As well as vegetables, other popular foods such as fresh vermicelli, pho (beef noodle) and bun ca (fish noodle) all saw prices increase.
Recently, some tax departments in cities and provinces issued a document urging businesses to implement the VAT reduction policy. The tax authority also emphasised violations would be severely handled.
However, from the business side, they said they were facing many problems in implementing the new rule. Many complain they do not know clearly whether their sale items are on the list of goods and services eligible for a VAT cut or not.
In the process of tax declaration and tax imposition, many accountants are confused about reviewing and comparing goods and services of their businesses to the list of products and services eligible for a VAT cut. For example, can a photocopier business, when issuing invoices, get a 2 percent tax reduction when the input of ink is subject to a 10 percent VAT, but the paper is 8 percent? Or when selling alcohol, the VAT rate remains 10 percent, but if that bottle of beer is served to guests at a restaurant, it can enjoy the 8 percent rate.

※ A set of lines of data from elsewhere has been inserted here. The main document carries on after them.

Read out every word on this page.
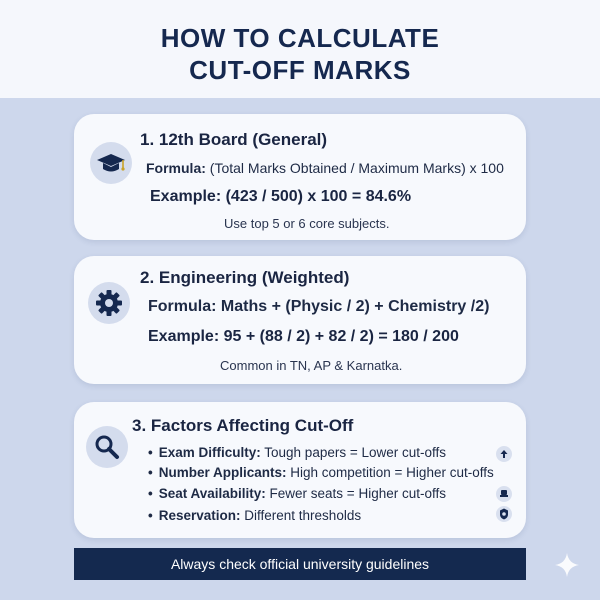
HOW TO CALCULATE
CUT-OFF MARKS
1. 12th Board (General)
Formula: (Total Marks Obtained / Maximum Marks) x 100
Example: (423 / 500) x 100 = 84.6%
Use top 5 or 6 core subjects.
2. Engineering (Weighted)
Formula: Maths + (Physic / 2) + Chemistry /2)
Example: 95 + (88 / 2) + 82 / 2) = 180 / 200
Common in TN, AP & Karnatka.
3. Factors Affecting Cut-Off
• Exam Difficulty: Tough papers = Lower cut-offs
• Number Applicants: High competition = Higher cut-offs
• Seat Availability: Fewer seats = Higher cut-offs
• Reservation: Different thresholds
Always check official university guidelines
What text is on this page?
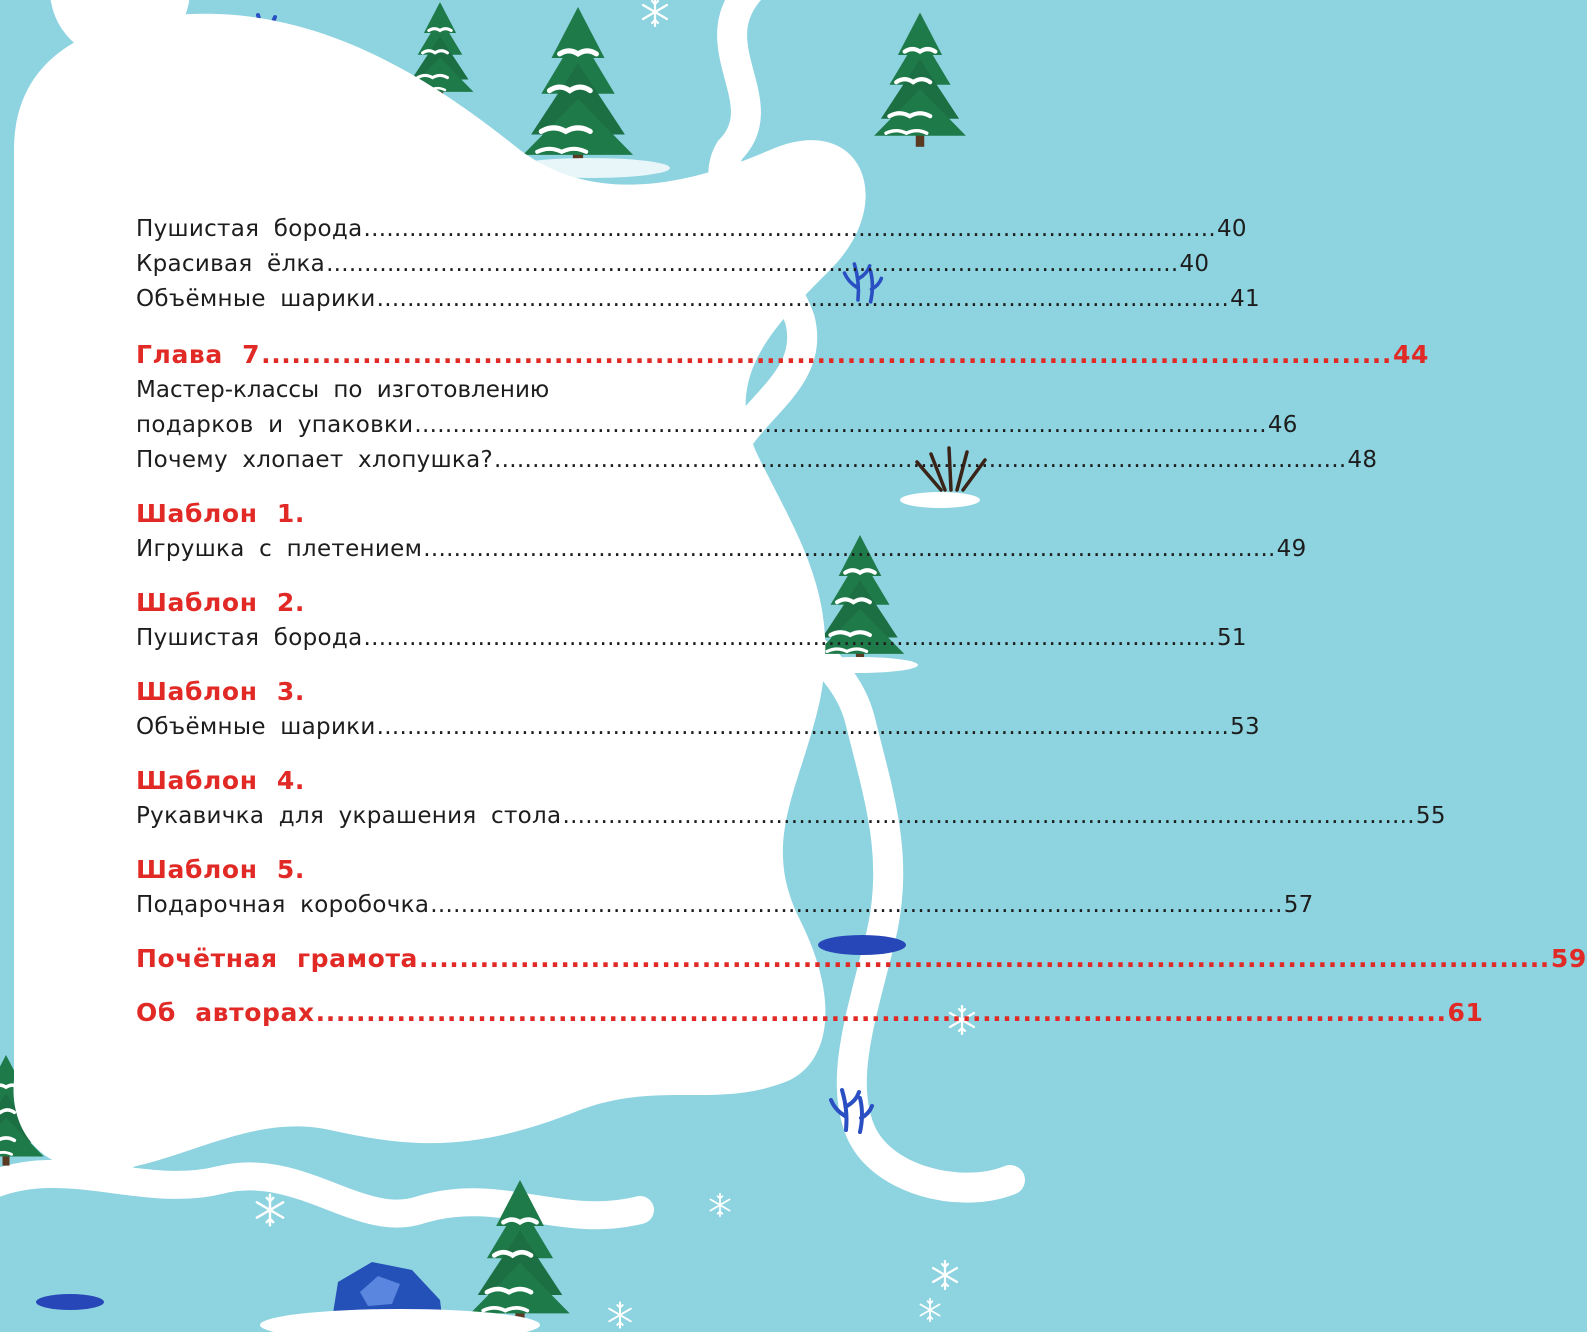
Пушистая борода ................................................................................................................ 40
Красивая ёлка ................................................................................................................ 40
Объёмные шарики ................................................................................................................ 41
Глава 7 ................................................................................................................ 44
Мастер-классы по изготовлению
подарков и упаковки ................................................................................................................ 46
Почему хлопает хлопушка? ................................................................................................................ 48
Шаблон 1.
Игрушка с плетением ................................................................................................................ 49
Шаблон 2.
Пушистая борода ................................................................................................................ 51
Шаблон 3.
Объёмные шарики ................................................................................................................ 53
Шаблон 4.
Рукавичка для украшения стола ................................................................................................................ 55
Шаблон 5.
Подарочная коробочка ................................................................................................................ 57
Почётная грамота ................................................................................................................ 59
Об авторах ................................................................................................................ 61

This burden will be enlarged for enterprises selling thousands of items.
Besides, confusion remains for goods handed over and services completed, before the effective date of the policy, but have not yet been invoiced due to waiting for debt settlement or due to the Tet holiday or other objective reasons, will those goods and services enjoy tax cut?
According to Nguyen Van Thuc, chairman of BCTC Co Ltd, a tax service consulting company, many businesses and accountants are still confused about the new rule, as the policy took effect on February 1 during the Tet holiday and there was not enough time for firms to research and edit the accounting software.
In addition, using the code of goods and services to determine the subjects eligible for the 8-per-cent VAT rate is very broad. Businesses with hundreds or thousands of items, such as stationary businesses and supermarkets, need a lot of time and effort to check the items under the new rule.
Therefore, enterprises hope the Ministry of Finance will soon issue a detailed guidance circular.
Pham Thi Minh Hien, Deputy Director of Policy Department under the General Department of Taxation, said the tax authority had directed tax departments and branches in localities to further promote the information of the policy to people and businesses, as well as provide guidance, inspect and supervise the application of the new VAT rate.
“The policy is aimed to stimulate consumption demand,” Hiền said, during the implementation process, tax authorities would check and supervise the selling prices of goods and services of businesses and would handle any violations.
According to several economic experts, this tax reduction is anticipated to help reduce service costs, thereby stimulating consumption, promoting production and business, whilst also creating additional jobs for workers.